Using Patient and Care Partner Perspectives to Optimize Rehabilitation in Advanced Heart Failure

医学 康复 心力衰竭 重症监护医学 医疗急救 护理部 物理疗法 内科学
作者
Tamra Keeney,Joseph A. Greer,Karen E. Steinhauser,Ana‐Maria Vranceanu,Amy M. Pastva,Christine S. Ritchie
出处
期刊:Journal of Pain and Symptom Management [Elsevier]
卷期号:67 (5): e578-e579
标识
DOI:10.1016/j.jpainsymman.2024.02.383
摘要

Outcomes

1. Participants will be able to describe patient and care partner experiences of rehabilitation received after hospitalization for advanced heart failure. 2. Participants will be able to identify strategies to improve rehabilitation to address common issues faced by patients living with advanced heart failure and their care partners.

Key Message

Older adults living with advanced heart failure are frequently hospitalized and have a dual need for rehabilitation and palliative care. Our team is using patient and care partner perspectives on rehabilitation after hospitalization for advanced heart failure to develop a home-based palliative physical therapy intervention for this population.

Introduction

Older adults living with heart failure (HF) are frequently hospitalized1 and 47% are discharged to post-acute care for rehabilitation.2 Yet 24% of older adults hospitalized with HF die within 6 months of discharge2 and individuals in this population report substantial distress about functional decline and inability to perform self-care tasks in the last year of life.3,4

Objectives

To understand patient and care partner experiences with rehabilitation and use themes to guide the development of integrative palliative rehabilitation interventions to address the complex needs of older adults living with advanced HF and their care partners.

Methods

We enrolled academic medical center patients aged 65 years and older who were hospitalized with advanced HF (n=12) and care partners (n=10) to participate in this qualitative study.

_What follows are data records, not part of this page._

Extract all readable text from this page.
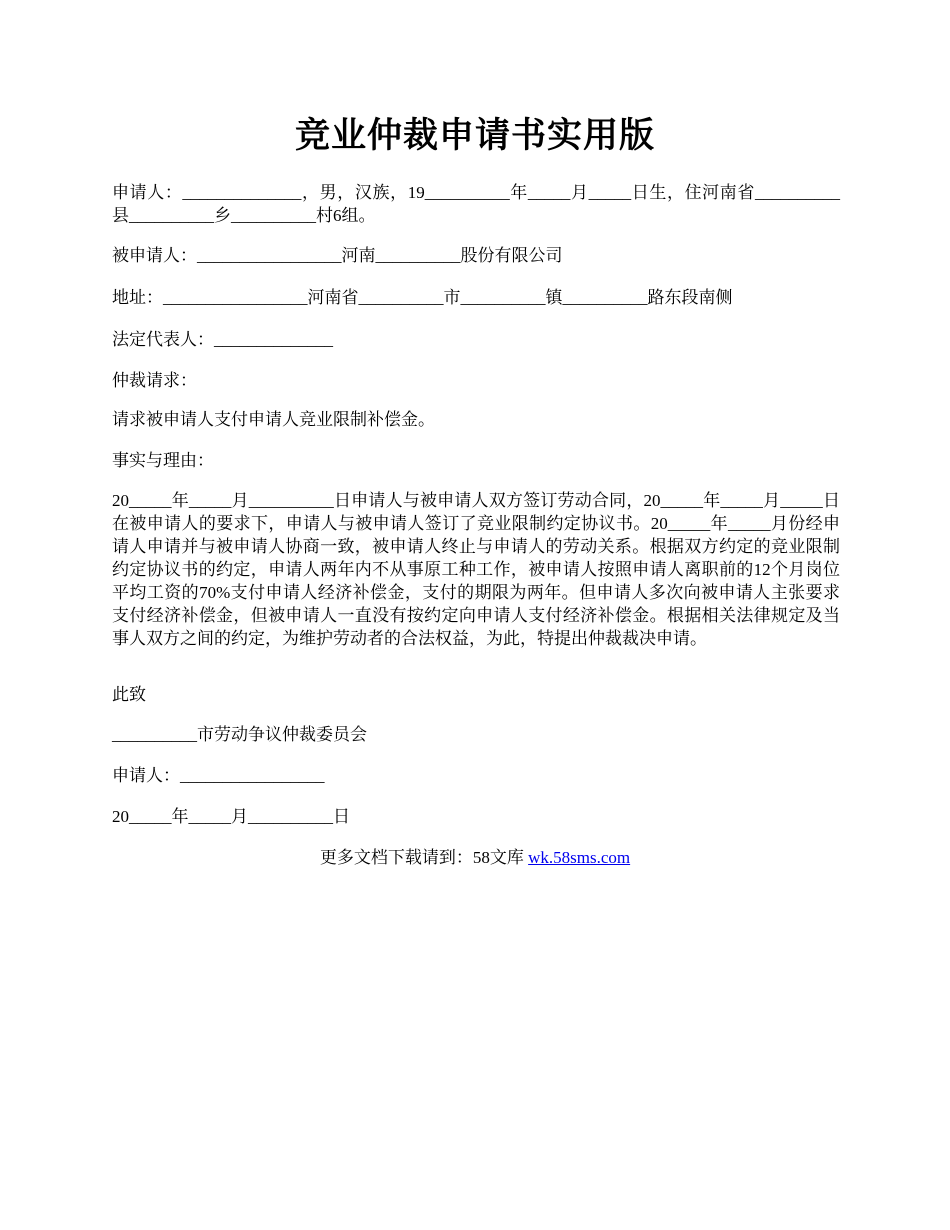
竞业仲裁申请书实用版

申请人：______________，男，汉族，19__________年_____月_____日生，住河南省__________县__________乡__________村6组。

被申请人：_________________河南__________股份有限公司

地址：_________________河南省__________市__________镇__________路东段南侧

法定代表人：______________

仲裁请求：

请求被申请人支付申请人竞业限制补偿金。

事实与理由：

20_____年_____月__________日申请人与被申请人双方签订劳动合同，20_____年_____月_____日在被申请人的要求下，申请人与被申请人签订了竞业限制约定协议书。20_____年_____月份经申请人申请并与被申请人协商一致，被申请人终止与申请人的劳动关系。根据双方约定的竞业限制约定协议书的约定，申请人两年内不从事原工种工作，被申请人按照申请人离职前的12个月岗位平均工资的70%支付申请人经济补偿金，支付的期限为两年。但申请人多次向被申请人主张要求支付经济补偿金，但被申请人一直没有按约定向申请人支付经济补偿金。根据相关法律规定及当事人双方之间的约定，为维护劳动者的合法权益，为此，特提出仲裁裁决申请。

此致

__________市劳动争议仲裁委员会

申请人：_________________

20_____年_____月__________日

更多文档下载请到：58文库 wk.58sms.com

Participants completed separate, semi-structured qualitative interviews to discuss their experiences with rehabilitation in skilled nursing facilities and home-based care and ideas to improve rehabilitation moving forward. Three reviewers used the Framework method5 to develop a standardized, deductive coding scheme while inductively integrating new codes and themes as they emerged.

Results

To date, of 75 patients approached, 49 were interested and 12 completed interviews (75% male, 75% White); 26 care partners were interested and 10 completed interviews (60% female, 70% White). Half of patients reported multiple episodes of rehabilitation between hospitalizations—45% in skilled nursing facilities and 82% home-based care. Patients recommended improving alignment of patient and therapist expectations, collaborative goal setting, and having realistic conversations about potential for recovery. Care partners recommended longitudinal rehabilitation models to deter decline and maintain activity while navigating fluctuating symptoms and a need for increased psychosocial support.

Conclusion

We are using interview themes to develop a home-based physical therapy intervention supplemented with palliative care skills to enhance the lived experience of older adults with advanced HF and their care partners.